Even so, before dusk he struggled to his feet, and lighted the kerosene lamp. He did not want to be left in the dark.

Apprehensively, he bent his lanky body down to peer into the little mirror, set too low for him because of the sloping roof of the cabin. His long face was thin always, and scarcely seemed thinner now, but a reddish flush showed through the sun-tan of his cheeks. His big blue eyes were blood-shot, and stared back at him wildly with the glare of fever. His light brown hair, unruly always, now stuck out in all directions, completing the mirror-portrait of a very sick young man.

He got back into his bunk, feeling no great sense of fear although now he more than half expected that he was dying. Soon a violent chill struck him; from that he passed into a fever. The lamp burned steadily on the table, and he could see around the cabin. The hammer which he had dropped on the floor still stood there, handle pointed stiffly upwards, precariously balanced. Being right before his eyes, the hammer occupied an unduly large part of his consciousness-he thought about it a little disorderedly, as if he were making his will, an old-fashioned will in which he described the chattels he was leaving. “One hammer, called a single-jack, weight of head four pounds, handle one foot long, slightly cracked, injured by exposure to weather, head of hammer somewhat rusted, still serviceable.” He had been extraordinarily pleased when he had found the hammer, appreciating that actual link with the past. It had been used by some miner in the old days when rock-drills were driven home in a low tunnel with a man swinging a hammer in one hand; four pounds was about the weight a man could handle in that way, and it was called a single-jack because it was managed one-handedly. He thought, feverishly, that he might even include a picture of the hammer as an illustration in his thesis.

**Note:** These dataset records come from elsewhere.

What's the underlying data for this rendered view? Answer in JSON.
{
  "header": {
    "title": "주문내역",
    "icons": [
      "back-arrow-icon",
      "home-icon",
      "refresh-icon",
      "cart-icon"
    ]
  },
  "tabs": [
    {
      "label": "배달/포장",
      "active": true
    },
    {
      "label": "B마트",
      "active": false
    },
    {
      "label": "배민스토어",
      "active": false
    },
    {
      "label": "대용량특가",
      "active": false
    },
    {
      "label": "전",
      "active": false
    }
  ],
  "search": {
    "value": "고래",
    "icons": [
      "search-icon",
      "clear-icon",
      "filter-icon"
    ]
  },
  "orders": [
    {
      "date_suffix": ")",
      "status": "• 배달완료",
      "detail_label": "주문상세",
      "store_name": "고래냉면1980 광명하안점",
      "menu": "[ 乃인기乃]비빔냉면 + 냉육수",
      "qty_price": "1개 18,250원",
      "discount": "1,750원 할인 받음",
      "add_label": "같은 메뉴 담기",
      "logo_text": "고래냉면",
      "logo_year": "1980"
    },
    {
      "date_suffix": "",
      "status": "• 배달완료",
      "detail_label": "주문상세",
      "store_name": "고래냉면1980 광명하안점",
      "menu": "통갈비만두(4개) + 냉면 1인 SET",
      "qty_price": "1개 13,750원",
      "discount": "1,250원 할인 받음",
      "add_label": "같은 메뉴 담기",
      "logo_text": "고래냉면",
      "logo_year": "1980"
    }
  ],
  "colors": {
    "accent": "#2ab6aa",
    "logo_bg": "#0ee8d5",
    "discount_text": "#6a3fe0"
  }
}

Most of those hours of darkness he passed in little better than a nightmare, racked by coughing, choking frequently, shaking with the chill and then burning with the fever. A pink measles-like rash broke out on him.

At daybreak he felt himself again sinking into a deep sleep.

“It has never happened!” cannot be construed to mean, “It can never happen!”—as well say, “Because I have never broken my leg, my leg is unbreakable,” or “Because I’ve never died, I am immortal.” One thinks first of some great plague of insects-locusts or grasshoppers-when the species suddenly increases out of all proportion, and then just as dramatically sinks to a tiny fraction of what it has recently been. The higher animals also fluctuate. The lemmings work upon their cycle. The snowshoe-rabbits build up through a period of years until they reach a climax when they seem to be everywhere; then with dramatic suddenness their pestilence falls upon them. Some zoologists have even suggested a biological law: that the number of individuals in a species never remains constant, but always rises and falls-the higher the animal and the slower its breeding-rate, the longer its period of fluctuation.